These past two weeks have been a bit of madhouse. The highlight was our severe allergic reaction to peanuts. By "our" I mean our little man and us. He reacted, we overreacted. The sad thing is, he didn't even get a chance to enjoy the peanut... he reacted to passive transfer. (Daddy ate peanuts, and about an hour later happened to touch Little Man's face.)
The result? Severe swelling of his face & eyes, and a pair of petrified parents whisking him off to the closest hospital. The ER staff put us in a bed between an elderly lady with a fractured hip and a forty-something sailor-mouthed man suffering through kidney stones. Little Guy was a pretty good sport, flirting with the nurses and alternating between snuggling mom and dad and howling for his special blankee. (Which we, oh negligent parents, had forgotten at home.)
We waited for about two hours before the doctor came in. He pulled back the curtain 3.7 seconds after the hives disappeared, so of course we had nothing to show but a cranky toddler who was missing his blankee and very late for bed. "No more Peanuts!" He commanded. "Give him some more Benadryll, and see your doctor about an epi-pen junior. Wake him up every four hours and give him more Benadryll. When you think he's better, give him one more dose." The curtain closed. A disembodied voice called out, "And no more PEANUTS!"
The worst part of any hospital visit surrounds names and family history. It usually begins when the nurse calls out our son's birth name to the entire waiting room. (The name, of course, is supposed to be confidential). They refer to me as Mrs.

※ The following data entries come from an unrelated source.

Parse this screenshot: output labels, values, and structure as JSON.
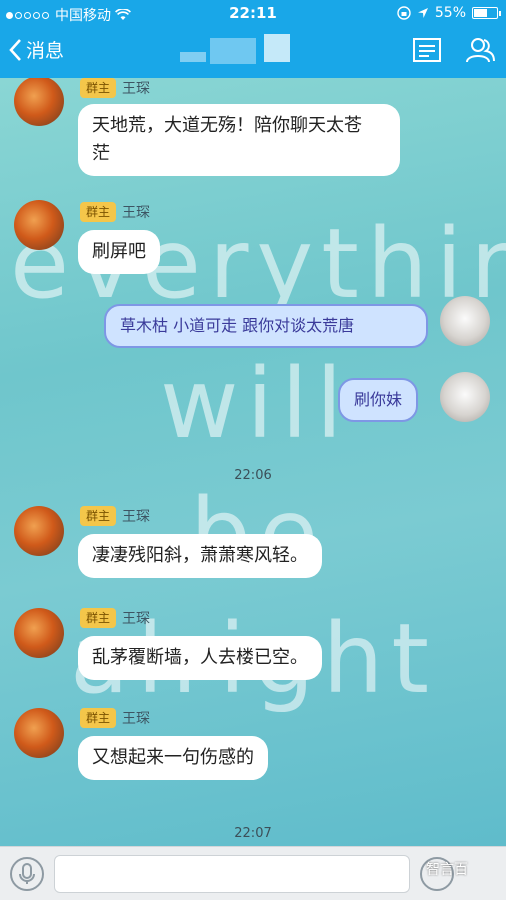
{
  "status": {
    "carrier": "中国移动",
    "time": "22:11",
    "battery": "55%",
    "signal_dots_filled": 1,
    "signal_dots_total": 5
  },
  "nav": {
    "back_label": "消息"
  },
  "messages": [
    {
      "sender": "王琛",
      "badge": "群主",
      "text_line1": "天地荒，大道无殇！陪你聊天太苍",
      "text_line2": "茫"
    },
    {
      "sender": "王琛",
      "badge": "群主",
      "text": "刷屏吧"
    },
    {
      "text": "草木枯 小道可走  跟你对谈太荒唐"
    },
    {
      "text": "刷你妹"
    },
    {
      "timestamp": "22:06"
    },
    {
      "sender": "王琛",
      "badge": "群主",
      "text": "凄凄残阳斜，萧萧寒风轻。"
    },
    {
      "sender": "王琛",
      "badge": "群主",
      "text": "乱茅覆断墙，人去楼已空。"
    },
    {
      "sender": "王琛",
      "badge": "群主",
      "text": "又想起来一句伤感的"
    },
    {
      "timestamp": "22:07"
    }
  ],
  "background_text": [
    "everything",
    "will",
    "be",
    "alright"
  ],
  "watermark": "智言百",
  "colors": {
    "accent": "#19a7e8",
    "badge": "#f4c64a",
    "bubble_right_border": "#7e97e5"
  },
  "icons": [
    "wifi-icon",
    "location-icon",
    "lock-rotation-icon",
    "back-chevron-icon",
    "group-info-icon",
    "members-icon",
    "microphone-icon",
    "emoji-icon"
  ]
}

XYZ, and I quietly remind them that his legal name is now ABC, and that his birth name is private. "Could you please note it in his file for future reference?" Blank stares or blinks and an assuaging "Oh, of course" normally follow. But the file is never updated, or the nurses and doctors just don't read it or pay it any attention.

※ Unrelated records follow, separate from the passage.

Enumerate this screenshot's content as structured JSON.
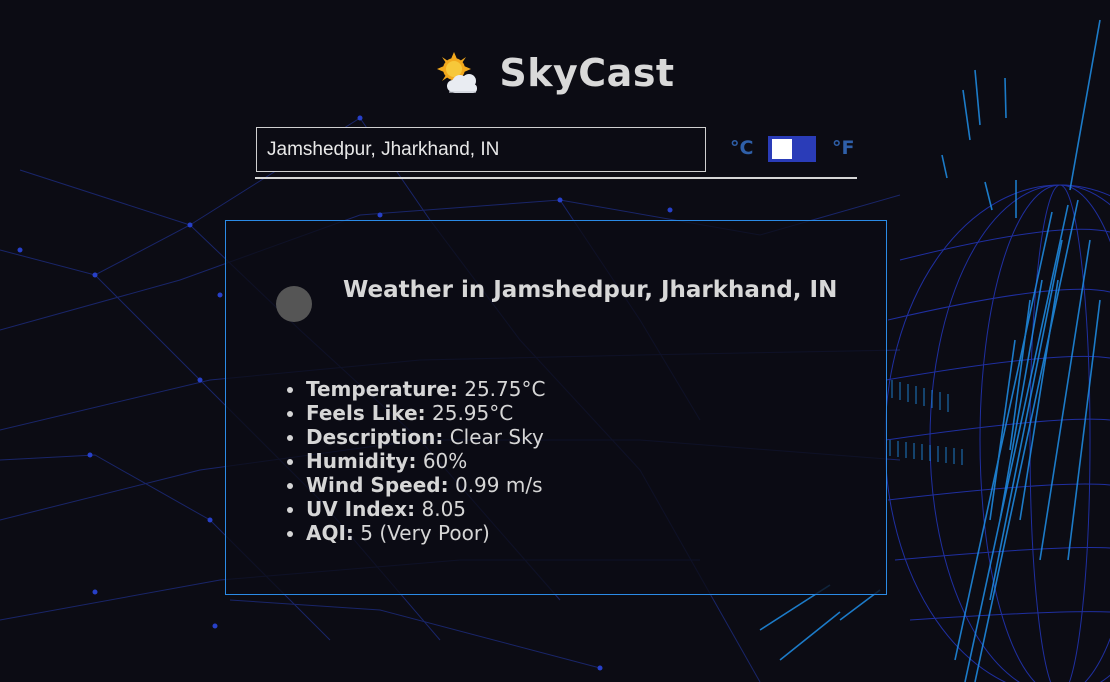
{
  "app": {
    "title": "SkyCast",
    "logo_icon": "sun-behind-cloud-icon"
  },
  "search": {
    "value": "Jamshedpur, Jharkhand, IN",
    "placeholder": ""
  },
  "units": {
    "celsius_label": "°C",
    "fahrenheit_label": "°F",
    "selected": "°C"
  },
  "weather": {
    "title": "Weather in Jamshedpur, Jharkhand, IN",
    "icon": "weather-condition-icon",
    "details": [
      {
        "label": "Temperature:",
        "value": "25.75°C"
      },
      {
        "label": "Feels Like:",
        "value": "25.95°C"
      },
      {
        "label": "Description:",
        "value": "Clear Sky"
      },
      {
        "label": "Humidity:",
        "value": "60%"
      },
      {
        "label": "Wind Speed:",
        "value": "0.99 m/s"
      },
      {
        "label": "UV Index:",
        "value": "8.05"
      },
      {
        "label": "AQI:",
        "value": "5 (Very Poor)"
      }
    ]
  },
  "colors": {
    "background": "#0c0c14",
    "accent": "#2b8be6",
    "toggle": "#2a3cb8",
    "unit_text": "#2f5fa8",
    "text": "#d6d6d6"
  }
}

I'm still called Mrs. XYZ. Our little guy is still cooed at under his former name... a beautiful name, the one given to him by his first mother, but not the one we as his adoptive parents bestowed upon him so many months ago.
The other half is the family history questionnaire.
"Do allergies run in the family?" "We're not sure, doctor. As you can see in his file, we adopted and we have no medical history."
"Do you or your husband have any drug allergies, Mom? "I do, doctor, but my son was adopted."
"How did your pregnancy go? Any complications?" (Here's where I have to betray his birth mother, and tell the doctor in front of my son about the level of prenatal care, any drug or alcohol exposure, etc. etc")
There really should be a form, or a special sticker that says "I'm adopted, not deaf!" (Well, there are plenty of kids who are both.... but you know what I'm getting at.) We need to build in some sensitivity surrounding medical information (particularly lack thereof) when dealing with families and their little people. I don't really mind the questions now, but I worry about how our son will react to them when he's older and fully understands his adoption.
Every trip to the doctor shouldn't be a reminder of what we *don't* know, or of what kids who aren't adopted are granted without fail.